There's already a lengthy wish list as users ponder the invention of the "ideal" smartphone in 2009. All well and good. But I submit that next year's most important technology development won't have anything to do with a new feature or application.
Instead, it's going to boil down to whether mobile device makers open smartphones as widely as the personal computer. Manufactures and carriers, scared to death about the possible security implications, may decide that it's wiser to instead keep their devices closed. How long they can ignore the pressure is unclear.
That's because it's only a matter of time before smartphones supplant mobile and desktop PCs--maybe not today, but eventually. A recent report on mobile Web usage forecast the number of highly capable Internet browsers on smartphones expanding from some 130 million units this year to around 530 million by 2013.
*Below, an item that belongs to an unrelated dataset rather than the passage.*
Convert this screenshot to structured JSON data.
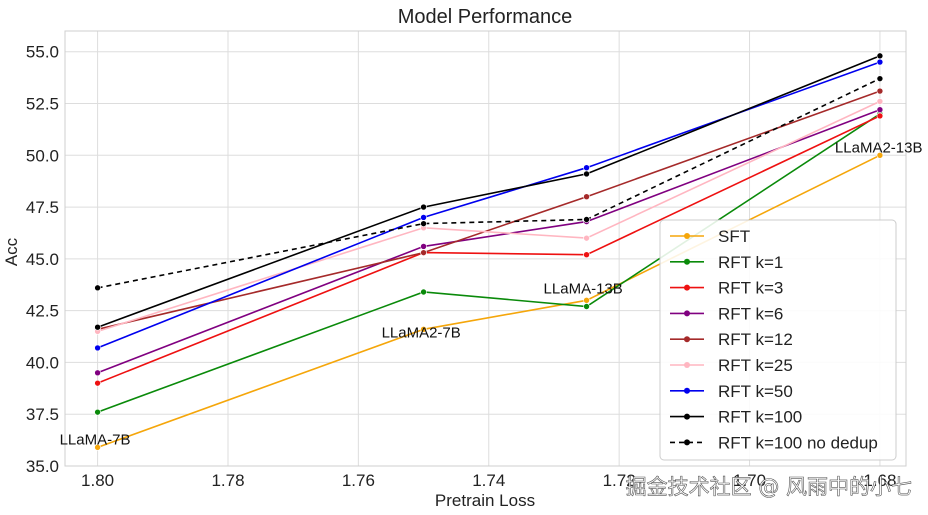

Even before the market reaches that point, the implications for smartphone security are likely going to be profound. Not the least because smartphones will face the same sorts of security and virus breaches that have become commonplace in the PC scene. Let's face it, people are creatures of habit and if past is prologue, they'll get lazy about virus protection. Odds are they're going to commit the same stupid acts of omission and commission with their smartphones that they do with their computers.
"Smartphone owners have been sending mixed signals about whether they see the need or the responsibility to deal with security, or whether they see it as the responsibility of carriers to put it in right out of the box," said Jan Volzke, a McAfee exec I spoke with recently.
If you think about how people have used their cell phones, it's basically been for sending messages and communication only. Only recently have devices gotten more complex. When it comes to Internet viruses, worms, or phishing, it's all available.
That's where the pushing and pulling between advocates arguing more open is better and those arguing just the opposite becomes especially relevant. For the companies behind Android, the iPhone, the BlackBerry, and Symbian, more openness means more software development and thus, more creative applications in the market. But as Khoi Nguyen, Symantec's group product manager for its mobile security group, told me, the downside is that this invites the attention of malicious virus writers.
"New technologies are being introduced. Lot of these smartphones have Wi-Fi connections and lots of users will go onto Wi-Fi connections or install voice over IP apps on their devices," he said. "It will be interesting to see how that plays out and to see whether hackers try and take advantage. We expect that they will."
So why haven't there been major smartphone attacks yet?
Chalk it up to the absence of anything approaching the Microsoft "monoculture" in PCs. The smartphone market is fragmented among Symbian, Windows Mobile, Apple, Java, etc., thus making it harder for writers of malicious code to come up with their incarnation of (literally) a "killer app." Turns out then, notes Volzke, that the No. 1 protection in mobile boils down to counting noses: "It's still easier for hackers to make money working on the PC side than on the mobile side...Fragmentation protects us and equals out to a very poor return on investment (for attackers). "
Not exactly a consoling thought but it does mean that we've bought some time. How long, of course is anybody's guess.